Elle est angoissée, elle ne tremble pas mais des frissons
parcourent son corps. Elle sent là, bien au chaud au creux
de son ventre, ronronnant comme un chaton endormi, cette
boule à la fois chaude et terrifiante de son problème insoluble.
Sans solution, c'est le mot. Elle compte ses pas, le bruit
de ses semelles sur la pierre. Attention, il ne faut pas
marcher sur les traits, les rainures sont des failles, des
abîmes profonds. Non, bien rester sur la pierre dure et
lisse, poser son pied au centre, stable, sans effleurer
les contours. Elle se concentre sur sa démarche, sur sa
marche, ne pas penser surtout au chaton qui dort, il dort,
ne pas le réveiller, écouter le son de ses pas, le claquement
du talon posé d'abord suivi de près du glissement de la
semelle. Marcher au rythme de l'eau qui coule à ses côtés
et ne pas écouter le ronron du chaton, ne pas faire trop
de bruit pour ne pas l'éveiller, respirer doucement,, souffler
lentement. un, deux, trois... sans solution, insoluble,
va-t-elle trouver ce qu'elle cherche, mais si ce qu'elle
cherche n'est pas là, si c'est ailleurs et si ça n'existe
pas - sa respiration s'accélère, le chaton va se réveiller,
et le savoir la terrifie.
Elle
sait qu'il est là, en elle, et qu'il ne se passe pas un
jour sans qu'il le lui fasse savoir... Surtout
se calmer, mais déjà, elle sent qu'on a appuyé sur la petite
poire derrière ses paupières et que le sel amer cristallisé
jusqu'ici va fondre dans le ruissellement de ses yeux. En
voilà une, douce et chaude qui naît imperceptiblement dans
le triangle rouge du coin de son oeil, mais qui trop lourde
pour rester accrochée à ses cils, déferle lentement redessinant
son nez pour mourir happée par sa langue - une mais pas
deux -. Les chats n'aiment pas l'eau, si elle mouille le
chaton de ses larmes il peut le lui faire payer.

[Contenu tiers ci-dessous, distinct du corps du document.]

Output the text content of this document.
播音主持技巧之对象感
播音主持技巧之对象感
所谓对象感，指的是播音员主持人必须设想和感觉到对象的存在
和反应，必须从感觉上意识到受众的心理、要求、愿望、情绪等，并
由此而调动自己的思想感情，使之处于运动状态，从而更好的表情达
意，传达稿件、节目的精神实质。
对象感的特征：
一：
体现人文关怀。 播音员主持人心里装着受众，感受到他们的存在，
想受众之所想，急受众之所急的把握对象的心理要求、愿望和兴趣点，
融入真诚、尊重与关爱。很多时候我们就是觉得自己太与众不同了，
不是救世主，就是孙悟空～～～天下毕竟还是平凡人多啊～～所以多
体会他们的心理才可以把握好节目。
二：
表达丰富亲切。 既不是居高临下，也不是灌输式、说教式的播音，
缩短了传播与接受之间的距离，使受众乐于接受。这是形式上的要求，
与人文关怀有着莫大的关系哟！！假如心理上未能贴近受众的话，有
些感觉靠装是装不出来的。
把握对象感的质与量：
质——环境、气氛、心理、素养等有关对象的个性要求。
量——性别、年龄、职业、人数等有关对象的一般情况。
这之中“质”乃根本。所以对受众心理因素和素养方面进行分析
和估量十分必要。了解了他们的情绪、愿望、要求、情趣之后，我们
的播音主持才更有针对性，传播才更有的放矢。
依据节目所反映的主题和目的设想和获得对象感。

Mais c'est
lui qui l'a choisie, elle ne l'a pas réclamé. Il est là
et il ne faut pas qu'elle le réveille, tant qu'il sommeille
en elle, elle peut faire comme si il n'était pas là, jamais.
S'il pouvait mourir, ou s'endormir toujours pour la laisser
pleurer sans être la cause ni de ses larmes ni du fait qu'elle
doive les retenir. avoir envie sans pouvoir.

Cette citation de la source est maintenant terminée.